How would you go about discovering new wine and what would push you to choose a particular wine over thousands of others?
If you know nothing about the producer, the region or the wine-making process, what would make you pick up a specific bottle?
Would it be the label, the region or the type of grape used?
Sometimes you might simply be drawn to a bottle without knowing the reason why, and if that bottle turns out to be a real gem, you will never forget it.
We knew we had chosen well when we decided some of the wines from ‘LMT Wines’ had to be included in our catalogue. It felt natural and seamless all the way. Firstly, ‘LMT Wines’ work mainly with the Garnacha grape, one of our favourite grapes right now. Secondly, they are based in Navarra, an area that is seeing a rebirth, beyond their fame for good Rosé wine. Thirdly, their project is exciting, with a bright future ahead of it.
‘LMT’ stands for Luis Moya Tortosa. Luis is the soul of the project. He collaborates with Gonzalo Celayeta to create the Kimera line, but he considers himself a nomad winemaker.
What do I mean when I say Luis is a nomad winemaker? Well, Luis doesn't have a winery and he doesn't own any vineyards. He elaborates on wines wherever he can and he often makes his wines in different spaces each year. Some of his wines also "move". They could be made with one grape one year but then a different grape could be used the following year.
This can be challenging, but it also makes the whole process and evolution of the wine interesting to follow.
Luis’ philosophy is clear in terms of how the vines should be looked after.

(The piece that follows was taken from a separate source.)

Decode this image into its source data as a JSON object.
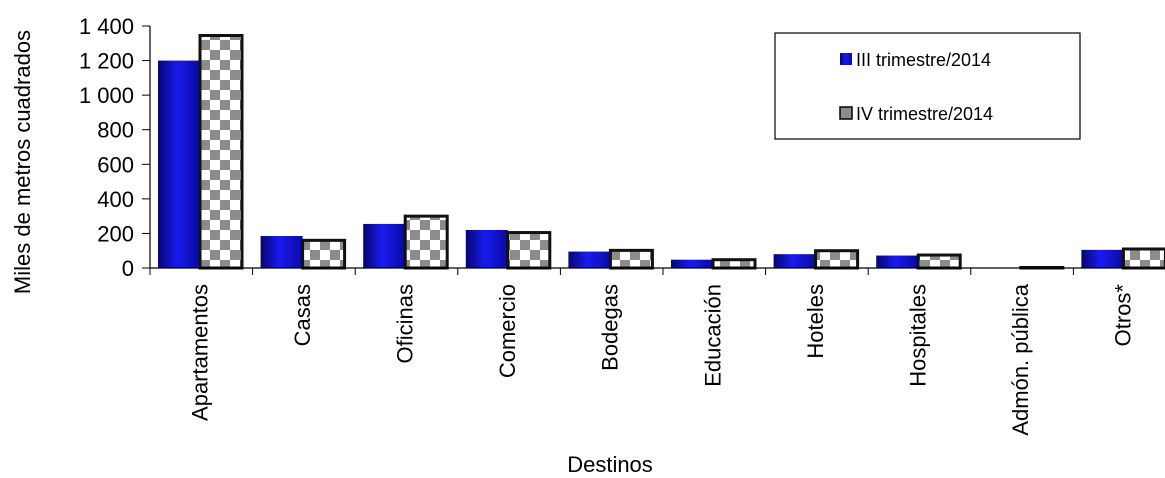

There must be minimum intervention, with respect for the environment. Work must be done by hand and no pesticides or fertilisers should be used. It sounds easy enough, but it isn't...
In the cellar, Luis then creates his magic. Apart from being respectful towards the winemaking processes, he does not add or take much from the wines either. And the result? His wines are fresh, elegant, surprising and moreish.
I mentioned the Kimera earlier. This is a 100% Garnacha wine that has been aged in Amphorae. The bottle has a striking label design and I think it is one of the best I’ve seen recently. Kimera is a wine made with grapes from different plots around the town of San Martin de Unx. To describe this wine, teleport yourself to a Mediterranean forest. Fresh red fruit flavours and bush herb aromas will aid your travel whilst you remain seated.
Another wine called Masusta (which means blackberry in Basque) has been aged in local Navarran oak barrels. As rare as it sounds, this wine is the precious stone in a crown.
Luis is getting increased attention due to his single-plot wines. These wines are made with grapes from particular vineyards and these old vines are treated with all the respect they deserve. El Yesal comes from a vineyard with a unique gypsum and limestone soil. The soil, the orientation of the plot and the age of the vines make this a superb wine. But nothing is as easy as it seems.
This plot may produce enough grapes for 1600 bottles one year but the following year there might be just 900 bottles produced. This is the nature of working with old vines and these kinds of soils, and this is why (unfortunately) many of these valuable vines are disappearing. The production is not constant.
Luis also produces a top wine called Ostoki (just 400 to 600 bottles per year!). He found a completely abandoned plot and then spent five years bringing it back to production standard. The plot overlooks the city of Pamplona and it is surrounded by trees. This plot takes its name from the Basque language again, Ostoki means "place of dry leaves", the leaves that fall from the surrounding trees.
Our friend Luis also makes Rioja wines, as well as some interesting ancestral sparkling wines, and although the majority of his wines are made with Garnacha, his Graciano wines are worth taking into consideration too.
We are very happy to support and promote Luis’ project, and to bring some of his wines to Mallorca for you to enjoy.
‘LMT Wines’ have recently been given a special mention and some really good ratings in a very important wine publication (I’m pretty sure you can guess which one). We don’t tend to follow these publications as though they were ‘a wine bible’, but it does reassure us that we have a good nose for some of the more interesting wines out there!